The facility failed to ensure the timely reporting of alleged abuse to the State Agency (SA - a state governmental agency that provides oversight for the Centers for Medicare & Medicaid Services [CMS - the federal government agency that administers the nation's major healthcare programs]) or local law enforcement, as required by federal regulations.
The facility failed to investigate all allegations of resident-to-resident abuse, failed to protect residents from further incidents of abuse.
The facility failed to recognize a significant change in a resident's physical condition and perform a Comprehensive Minimum Data Set (MDS) assessment within the required 14-day period of the resident's change in condition. This deficient practice had the potential to lead to uncommunicated needs and placed the resident at risk for further deterioration of his physical, mental, and psychosocial well-being.
The facility failed to accurately complete the Minimum Data Set (MDS) for five sampled residents, as required by the federal regulations.
The facility failed to develop a comprehensive person-centered care plan for one of the 17 residents sampled.
The facility failed to revise fall care plans with interventions for three residents for one of the 17 residents sampled.
The facility failed to provide the necessary care and services to attain or maintain the highest practicable physical, mental, and psychosocial well-being for five of 17 sampled residents related to Restorative Nursing Program to ensure his quality of life.
The facility failed to ensure an environment as free from accident hazards as possible when facility failed to thoroughly document and place fall mat for R 21 as directed in the care plan. The facility failed to ensure a safe transfer for R36, when staff utilized a full body mechanical lift, without a second staff member present. This deficient practice could potentially result in a mechanical lift transfer accident.
The facility failed to acknowledge and respond appropriately to R17's allegations of sexual assault and her display of behaviors, which align to a trauma response, based on reasonable person concept, when the resident expressed feelings of fear, anger, and aggressiveness associated with her reported allegation of sexual assault while a resident of the facility. This failure placed R17 in Immediate Jeopardy (IJ) and at risk for untreated trauma and the negative impact to her mental, physical, and psychosocial well-being.

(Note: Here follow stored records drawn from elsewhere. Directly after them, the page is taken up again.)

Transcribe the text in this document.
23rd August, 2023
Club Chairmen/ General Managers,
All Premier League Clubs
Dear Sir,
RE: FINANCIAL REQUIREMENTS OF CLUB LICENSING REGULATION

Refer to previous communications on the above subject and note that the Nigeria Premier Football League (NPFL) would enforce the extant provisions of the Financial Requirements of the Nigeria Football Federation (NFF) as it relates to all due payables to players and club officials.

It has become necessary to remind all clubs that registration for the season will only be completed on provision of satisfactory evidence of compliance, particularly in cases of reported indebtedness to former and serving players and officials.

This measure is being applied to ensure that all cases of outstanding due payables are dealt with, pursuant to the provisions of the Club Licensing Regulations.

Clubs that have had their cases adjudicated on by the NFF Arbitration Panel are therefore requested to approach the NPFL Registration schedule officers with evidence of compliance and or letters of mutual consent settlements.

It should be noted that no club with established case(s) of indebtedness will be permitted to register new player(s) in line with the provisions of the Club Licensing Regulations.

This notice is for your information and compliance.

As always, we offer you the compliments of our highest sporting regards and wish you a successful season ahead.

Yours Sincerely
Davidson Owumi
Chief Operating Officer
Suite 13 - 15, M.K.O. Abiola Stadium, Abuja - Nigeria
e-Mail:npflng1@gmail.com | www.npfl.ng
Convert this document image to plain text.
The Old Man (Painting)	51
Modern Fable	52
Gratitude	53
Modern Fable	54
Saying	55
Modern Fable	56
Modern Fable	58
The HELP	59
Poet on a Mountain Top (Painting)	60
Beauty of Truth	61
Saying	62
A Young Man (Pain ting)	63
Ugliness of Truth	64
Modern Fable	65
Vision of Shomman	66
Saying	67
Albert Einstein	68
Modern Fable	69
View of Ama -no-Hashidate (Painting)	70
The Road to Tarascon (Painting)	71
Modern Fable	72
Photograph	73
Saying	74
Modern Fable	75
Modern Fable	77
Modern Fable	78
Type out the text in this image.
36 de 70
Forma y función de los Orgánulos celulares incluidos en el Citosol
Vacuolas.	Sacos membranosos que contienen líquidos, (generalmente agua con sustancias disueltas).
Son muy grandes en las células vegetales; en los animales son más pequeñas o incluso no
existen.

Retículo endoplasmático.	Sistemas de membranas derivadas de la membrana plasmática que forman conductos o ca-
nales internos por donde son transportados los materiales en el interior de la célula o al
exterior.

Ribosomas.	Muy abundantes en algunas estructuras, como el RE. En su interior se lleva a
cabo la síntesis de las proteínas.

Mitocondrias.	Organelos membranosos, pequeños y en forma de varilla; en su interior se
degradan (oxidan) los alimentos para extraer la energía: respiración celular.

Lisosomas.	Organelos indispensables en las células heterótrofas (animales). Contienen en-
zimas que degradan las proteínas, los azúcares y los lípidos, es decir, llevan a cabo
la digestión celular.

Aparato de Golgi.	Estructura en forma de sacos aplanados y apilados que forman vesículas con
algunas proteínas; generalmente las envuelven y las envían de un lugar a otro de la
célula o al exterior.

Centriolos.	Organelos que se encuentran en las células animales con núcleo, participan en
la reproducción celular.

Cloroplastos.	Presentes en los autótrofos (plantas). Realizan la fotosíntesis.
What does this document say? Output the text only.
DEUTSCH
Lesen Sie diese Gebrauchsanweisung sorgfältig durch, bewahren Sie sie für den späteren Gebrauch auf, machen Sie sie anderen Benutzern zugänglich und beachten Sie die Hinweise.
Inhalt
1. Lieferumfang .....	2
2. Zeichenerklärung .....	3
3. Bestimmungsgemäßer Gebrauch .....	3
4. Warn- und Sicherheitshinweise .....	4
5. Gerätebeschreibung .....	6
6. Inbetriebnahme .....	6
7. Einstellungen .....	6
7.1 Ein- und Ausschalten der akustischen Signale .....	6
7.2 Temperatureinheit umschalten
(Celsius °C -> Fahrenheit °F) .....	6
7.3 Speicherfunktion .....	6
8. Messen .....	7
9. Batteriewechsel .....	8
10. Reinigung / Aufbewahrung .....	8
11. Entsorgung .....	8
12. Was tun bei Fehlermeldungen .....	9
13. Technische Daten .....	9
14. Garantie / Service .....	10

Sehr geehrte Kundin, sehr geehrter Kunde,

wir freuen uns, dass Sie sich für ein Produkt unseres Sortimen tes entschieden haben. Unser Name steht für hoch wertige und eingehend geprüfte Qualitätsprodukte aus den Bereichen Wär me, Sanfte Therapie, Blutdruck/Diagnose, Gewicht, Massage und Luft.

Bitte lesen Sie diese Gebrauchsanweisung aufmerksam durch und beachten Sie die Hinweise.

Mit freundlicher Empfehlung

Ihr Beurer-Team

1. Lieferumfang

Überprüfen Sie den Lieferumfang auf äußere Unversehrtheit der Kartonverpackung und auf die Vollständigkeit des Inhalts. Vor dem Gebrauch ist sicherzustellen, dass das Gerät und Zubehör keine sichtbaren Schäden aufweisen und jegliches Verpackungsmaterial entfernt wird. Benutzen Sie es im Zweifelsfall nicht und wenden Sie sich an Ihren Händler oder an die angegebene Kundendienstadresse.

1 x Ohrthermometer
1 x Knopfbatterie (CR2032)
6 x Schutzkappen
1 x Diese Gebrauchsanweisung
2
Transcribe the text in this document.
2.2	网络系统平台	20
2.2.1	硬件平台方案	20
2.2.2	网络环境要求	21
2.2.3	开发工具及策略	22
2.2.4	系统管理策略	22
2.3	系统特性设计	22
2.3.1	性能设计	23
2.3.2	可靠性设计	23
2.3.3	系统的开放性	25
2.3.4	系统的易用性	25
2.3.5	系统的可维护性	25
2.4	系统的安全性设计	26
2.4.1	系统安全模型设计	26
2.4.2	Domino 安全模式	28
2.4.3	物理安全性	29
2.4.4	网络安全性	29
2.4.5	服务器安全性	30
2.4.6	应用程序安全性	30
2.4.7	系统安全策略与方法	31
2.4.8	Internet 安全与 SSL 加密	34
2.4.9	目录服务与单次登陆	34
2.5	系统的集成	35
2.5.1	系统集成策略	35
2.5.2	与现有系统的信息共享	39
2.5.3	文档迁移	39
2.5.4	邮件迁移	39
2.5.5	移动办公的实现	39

The facility failed to provide scheduled pain medication for R 8 as ordered by the physician.
The facility failed to respond to pharmacist's recommendation to complete an Abnormal Involuntary Movement Score to evaluate the effects of the R 21's psychotropic medications.
The facility failed to serve the residents of the facility food, which was palatable, attractive, and served at the appropriate temperature.
The facility failed to prepare and serve food under sanitary conditions, to the residents of the facility appropriately to prevent the potential for food borne illness.
The facility failed to electronically submit to Centers for Medicare and Medicaid Services (CMS) with complete and accurate direct staffing information, based on payroll and other verifiable and auditable data in a uniform format according to specifications established by CMS (i.e. Payroll Base Journal (PBJ), related to licensed nursing staffing information, when the facility failed to accurately report Registered Nurse (RN) coverage on 29 dates between January 1, 2023 and 09/30/23.
The facility failed to have an effective administration to identify and develop corrective action plans for potential quality deficiencies as found on the current survey. This deficient practice placed the residents at risk for decreased quality of care, quality of treatment, and sense of well-being.
The facility failed to have an effective QAPI program to identify the quality issues in the facility and implement and maintain corrective actions to ensure the highest mental, physical, and psychosocial wellbeing of each resident. This deficient practice affected all 43 residents of the facility and placed them at risk for substandard quality of care.